If you haven’t checked out my week’s preview of the Tour of California, you can find a link here.
Hey 818, there’s never been a stage before to get as excited for as Stage 2 of this year’s race.
It’s one thing to touch down in the SFV, but another to hit one of our iconic roads.
Little Tujunga is on this year’s docket and is one of my most favorite climbs in the southland.
Let’s head up Angeles Crest Highway!
It’s quiet, challenging, serene and now the best riders in the world are going to tear it up!
Before I get all googly about it, let me cover the whole stage, because there is a lot to like.
First of all, the day will cover 92 miles of racing with 11,300 feet of climbing. That’s a lot of vertical for that amount of distance.
The ride starts out with a neutral start from South Pasadena, which is a good thing since they’ll be rolling across the frequently traveling Metro Gold Line. Smart move, because you don’t want this to happen mile one:
They’ll be turning onto the steepest portion of the Angeles Crest Highway to start their 8 mile climb before they reach the Clear Creek junction.
It stays for a pretty steady 6-8% grade for the majority of the climb save for a little reprieve in the middle.
Clear Creek is a popular rest stop for local cyclists.
While the peloton will maintain a steady pace, I expert somewhere along this stretch for the yellow jersey leader to call a pee break and the breakaway to form a 3-4 minute lead.
After the first KOM points of the day, they’ll turn left onto Angeles Forest Highway where they’ll start a 25 mile loop that faces a chance of sabotage since I have some Strava recognition somewhere along this stretch.
AFH has a nice downhill in the middle bookended by a couple of false flats before they turn onto one of my favorite roads, Upper Big Tujunga Road.
Upper Big T is one of my all-time favorite roads.
Not only is it perfectly paved in the middle of gorgeous scenery, but there’s rarely a time I come across another car out there. Look above. Why even two lanes?

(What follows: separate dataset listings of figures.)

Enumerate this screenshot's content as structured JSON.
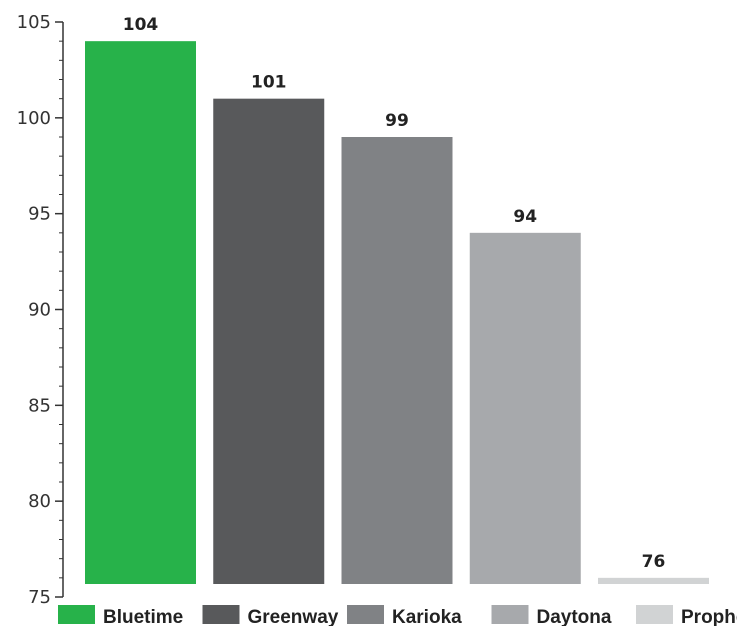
{
  "chart_data": {
    "type": "bar",
    "categories": [
      "Bluetime",
      "Greenway",
      "Karioka",
      "Daytona",
      "Prophet"
    ],
    "values": [
      104,
      101,
      99,
      94,
      76
    ],
    "value_labels": [
      "104",
      "101",
      "99",
      "94",
      "76"
    ],
    "colors": [
      "#27b24a",
      "#58595b",
      "#808285",
      "#a7a9ac",
      "#d1d3d4"
    ],
    "ylim": [
      75,
      105
    ],
    "yticks": [
      75,
      80,
      85,
      90,
      95,
      100,
      105
    ],
    "ytick_labels": [
      "75",
      "80",
      "85",
      "90",
      "95",
      "100",
      "105"
    ],
    "grid": false,
    "legend_position": "bottom"
  }
}
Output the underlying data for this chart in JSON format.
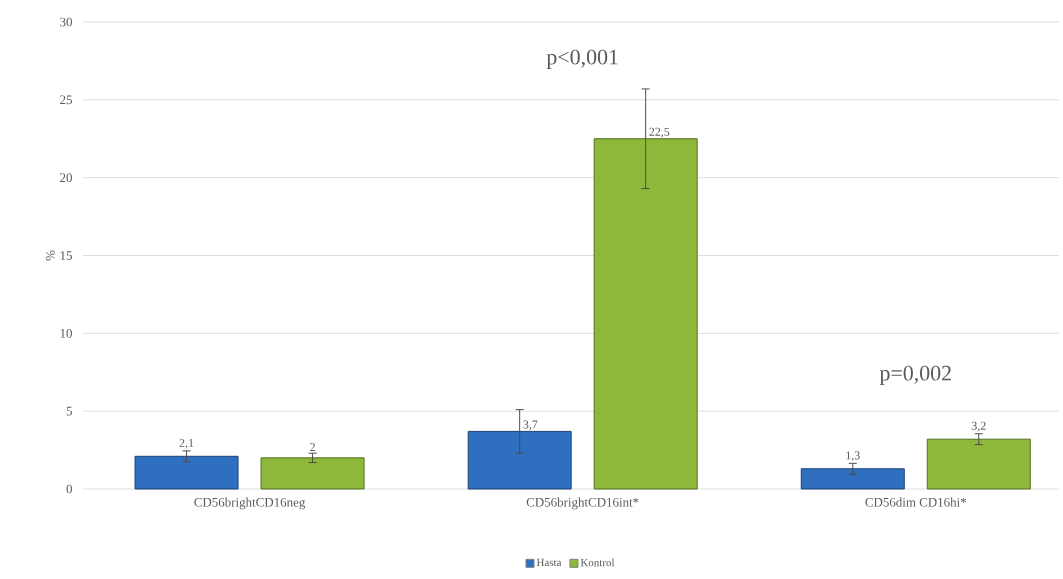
{
  "chart_data": {
    "type": "bar",
    "ylabel": "%",
    "categories": [
      "CD56brightCD16neg",
      "CD56brightCD16int*",
      "CD56dim CD16hi*"
    ],
    "series": [
      {
        "name": "Hasta",
        "color": "#2e6fc0",
        "values": [
          2.1,
          3.7,
          1.3
        ],
        "errors": [
          0.35,
          1.4,
          0.35
        ],
        "value_labels": [
          "2,1",
          "3,7",
          "1,3"
        ]
      },
      {
        "name": "Kontrol",
        "color": "#8db83a",
        "values": [
          2,
          22.5,
          3.2
        ],
        "errors": [
          0.3,
          3.2,
          0.35
        ],
        "value_labels": [
          "2",
          "22,5",
          "3,2"
        ]
      }
    ],
    "annotations": [
      "p<0,001",
      "p=0,002"
    ],
    "ylim": [
      0,
      30
    ],
    "yticks": [
      0,
      5,
      10,
      15,
      20,
      25,
      30
    ],
    "grid": "y",
    "legend": "bottom"
  }
}
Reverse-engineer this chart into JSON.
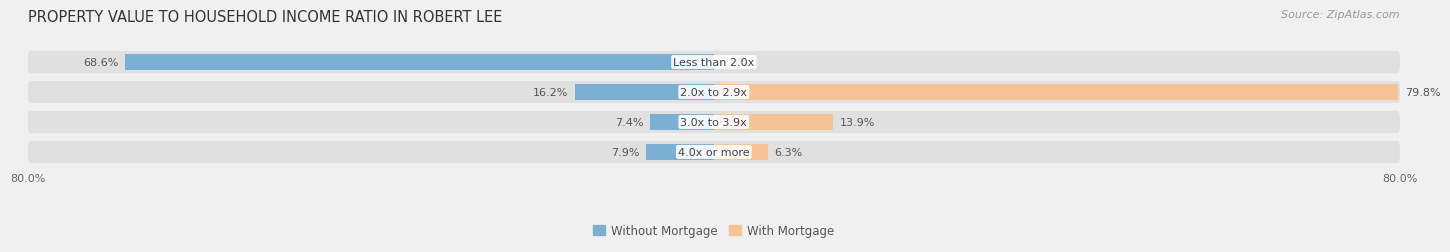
{
  "title": "PROPERTY VALUE TO HOUSEHOLD INCOME RATIO IN ROBERT LEE",
  "source": "Source: ZipAtlas.com",
  "categories": [
    "Less than 2.0x",
    "2.0x to 2.9x",
    "3.0x to 3.9x",
    "4.0x or more"
  ],
  "without_mortgage": [
    68.6,
    16.2,
    7.4,
    7.9
  ],
  "with_mortgage": [
    0.0,
    79.8,
    13.9,
    6.3
  ],
  "color_without": "#7bafd4",
  "color_with": "#f5c394",
  "bar_height": 0.52,
  "xlim": [
    -80.0,
    80.0
  ],
  "background_color": "#f0f0f0",
  "bar_background": "#e0e0e0",
  "title_fontsize": 10.5,
  "source_fontsize": 8,
  "label_fontsize": 8,
  "category_fontsize": 8,
  "tick_fontsize": 8,
  "legend_fontsize": 8.5
}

The road gets progressively steeper as you go along, but the final section after a hairpin turn never seems that bad with the shifting of the winds.

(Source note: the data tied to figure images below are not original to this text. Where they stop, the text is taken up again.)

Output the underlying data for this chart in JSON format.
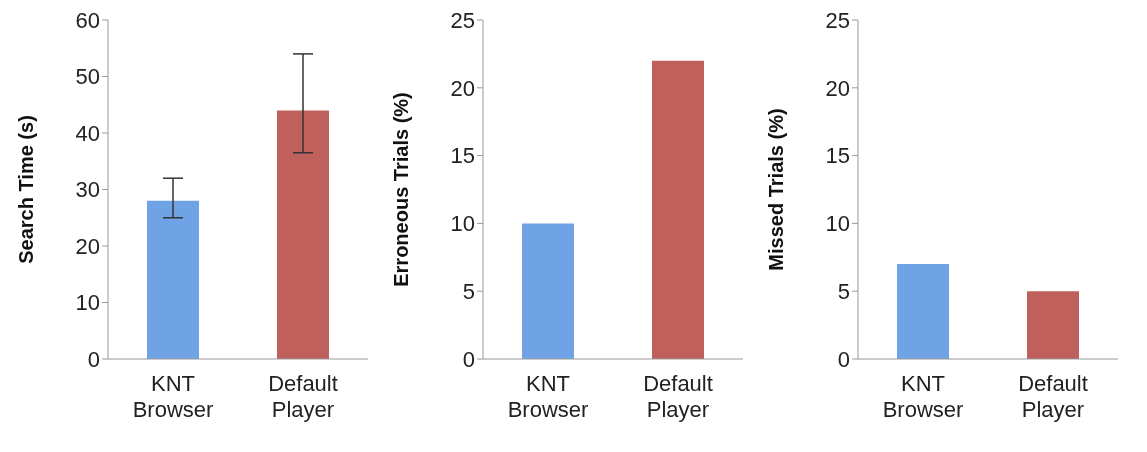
{
  "chart_data": [
    {
      "type": "bar",
      "ylabel": "Search Time (s)",
      "categories": [
        "KNT Browser",
        "Default Player"
      ],
      "values": [
        28,
        44
      ],
      "colors": [
        "#6fa3e6",
        "#c0605c"
      ],
      "errors": [
        [
          25,
          32
        ],
        [
          36.5,
          54
        ]
      ],
      "ylim": [
        0,
        60
      ],
      "yticks": [
        0,
        10,
        20,
        30,
        40,
        50,
        60
      ]
    },
    {
      "type": "bar",
      "ylabel": "Erroneous Trials (%)",
      "categories": [
        "KNT Browser",
        "Default Player"
      ],
      "values": [
        10,
        22
      ],
      "colors": [
        "#6fa3e6",
        "#c0605c"
      ],
      "ylim": [
        0,
        25
      ],
      "yticks": [
        0,
        5,
        10,
        15,
        20,
        25
      ]
    },
    {
      "type": "bar",
      "ylabel": "Missed Trials (%)",
      "categories": [
        "KNT Browser",
        "Default Player"
      ],
      "values": [
        7,
        5
      ],
      "colors": [
        "#6fa3e6",
        "#c0605c"
      ],
      "ylim": [
        0,
        25
      ],
      "yticks": [
        0,
        5,
        10,
        15,
        20,
        25
      ]
    }
  ]
}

After passing another KOM checkpoint, the riders will return back onto ACH with a series of rollers before they’ll be shredding the downhill past Red Box.

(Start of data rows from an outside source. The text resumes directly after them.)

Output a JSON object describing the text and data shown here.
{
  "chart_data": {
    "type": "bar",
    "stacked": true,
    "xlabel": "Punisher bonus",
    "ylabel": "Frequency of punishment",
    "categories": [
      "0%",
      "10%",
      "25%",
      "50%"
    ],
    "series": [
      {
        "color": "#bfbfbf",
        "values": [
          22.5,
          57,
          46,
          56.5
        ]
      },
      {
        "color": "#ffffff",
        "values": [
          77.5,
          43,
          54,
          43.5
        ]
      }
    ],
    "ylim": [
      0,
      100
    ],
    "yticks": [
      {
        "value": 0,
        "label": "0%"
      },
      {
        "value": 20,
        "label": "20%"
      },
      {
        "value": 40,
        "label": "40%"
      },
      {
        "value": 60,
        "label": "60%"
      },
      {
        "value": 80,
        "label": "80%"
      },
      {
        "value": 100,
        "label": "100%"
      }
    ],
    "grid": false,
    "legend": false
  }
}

Locals love Big T so much, they have their own sock(photo by Volaractive)
They’ll then finish the loop turning again onto AFH before making their way down Big Tujunga Road. It never seems to be that much fun going down because you forget about the little inconvenient hills that make you work along with the crosswinds.
At the bottom, they’ll officially make their way into the San Fernando Valley where we’ll see some of the top teams put in work to bring back some time on the breakaway.
After TV coverage gets some shots of grazing horses, they’ll make their way onto one of my favorite climbs, Little Tujunga.
The road rises very slowly with a couple of punchy inclines to keep you awake. If the breakaway wants to maintain their lead, they’re really going to have to work hard across this stretch.
So much loneliness/pain/joy on Little T
After the last downhill section, a small bridge welcomes you to a steady 2.2 miles of climbing at a steady 7.5%. This is a tough, but fun portion as your joy will come once you find your tempo.
It’s at the top of the first peak where I think is the best vantage point for cycling fans, as you’ll get a good mile view of the leaders coming up.
Over the top, riders will take in a number of sharp turns, but what I’m curious about is the final one which as a quick right turn I have always found deceiving.
After flattening out briefly, the riders will be greeted to a short, but steep 1.4 mile climb that gets called as Cat 2 climb for averaging 7.6% upward.
This is the last major climb of the day and I expect a lot of fans to be at the top of Bear Divide, but I don’t think they’ll get as much of a view as they wish.
My only regret is that they didn’t turn left onto the Santa Clarita Truck Trail to finish up at Camp 9, but then again, with all the fire helicopters leaving for duty, maybe that’s a good thing.
It would have been cool if the stage ended as those blades were spinning. Just saying…
Continuing on, the descent is fast and remembering how many times I’ve smelt the friction coming from braking carbon wheels, I expect the chase to be full on with the last twenty miles, seeing the peloton blast at high speeds, save for a couple of spots on the Old Highway.
I really hope with the firepower coming from the top end classics riders that a breakaway will stick, but they’ll have a great distance to cover with the hope of fending off a peloton.
It should come down to a sprint finish in Santa Clarita, but who am I to complain? The Valley will get plenty of air time and a lot of people will be exposed to a couple of our great climbs.
Will you see CiclaValley out on the course? How else would I keep my name?